Dazu ein kleines Beispiel: 1913 gab es im alten Österreich-Ungarn eine Universität (Prag) mit tschechischer Vorlesungssprache, zwei mit polnischer Vorlesungssprache (Krakau und Lemberg - diese auch mit ruthenischen Vorlesungen), eine dreisprachige (Deutsch, Rumänisch, Ruthenisch in Czernowitz), eine mit kroatischer Unterrichtssprache (Agram), eine deutschsprachige Universität auch mit italienischen Vorlesungen (Innsbruck), sowie drei mit deutscher Unterrichtssprache (Wien, Graz, Prag) und zwei mit ungarischer Unterrichtssprache (Ofenpest/Budapest und Klausenburg). Bis zur Abtretung der Lombardei (1859) und Venetiens (1866) gab es übrigens mehrere berühmte italienischsprachige Universitäten in der Habsburgermonarchie, z.B. die in Padua.

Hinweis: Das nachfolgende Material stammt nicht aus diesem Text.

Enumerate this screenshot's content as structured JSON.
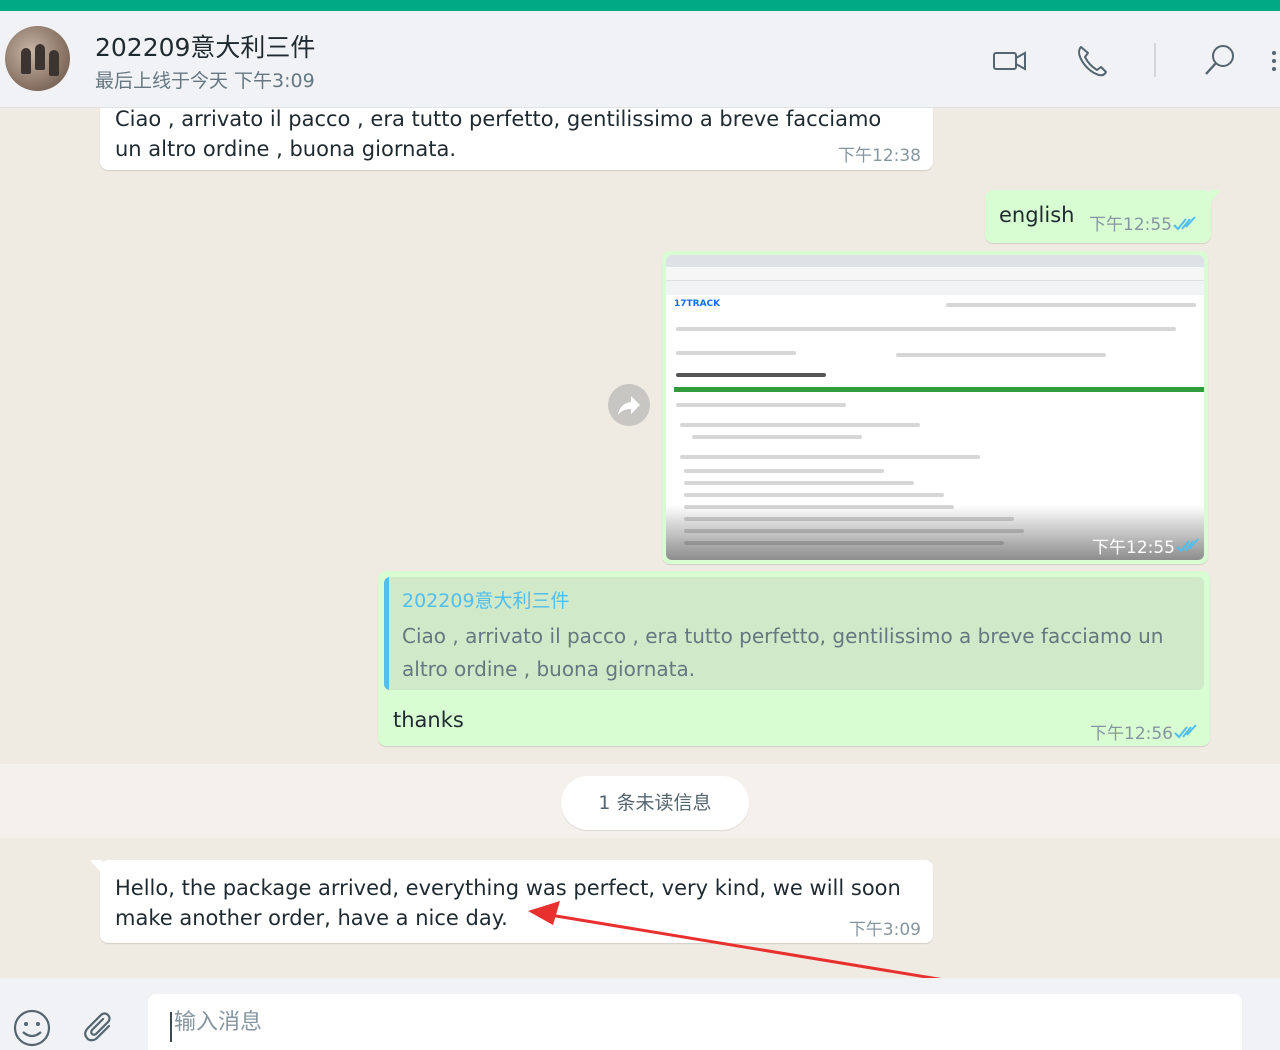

D.h. für 8 der 11 Hauptsprachgruppen in Österreich - Ungarn gab es auch universitäre Ausbildung in der Muttersprache. Wo war das sonst noch der Fall? Im wilhelminischen Deutschen Reich gab es ausschließlich deutschsprachige Universitäten, in Frankreich ausschließlich französischsprachige, in Großbritannien ausschließlich englischsprachige, in Italien ausschließlich italienischsprachige usw. Dabei waren das alles keine Nationalstaaten, sondern sie umfaßten alle viele Millionen an anderssprachigen alteingesessenen Staatsbürgern. Aber die Millionen von Polen und hundertausenden von Dänen und Franzosen im Deutschen Reich; die Millionen von Occitanier, Franco-Provencalen, Bretonen, die hunderttausenden von Flamen, Basken, Katalanen, Korsen und Italiener in Frankreich; die Millionen von Iren und die hunderttausenden von gälisch sprechenden Schotten und kymrisch sprechenden Walisern in Großbritannien, die besaßen meist nichteinmal Gymnasien in ihrer Muttersprache, geschweige denn eine Universität, ja manche hatten nichteinmal Grundschulen!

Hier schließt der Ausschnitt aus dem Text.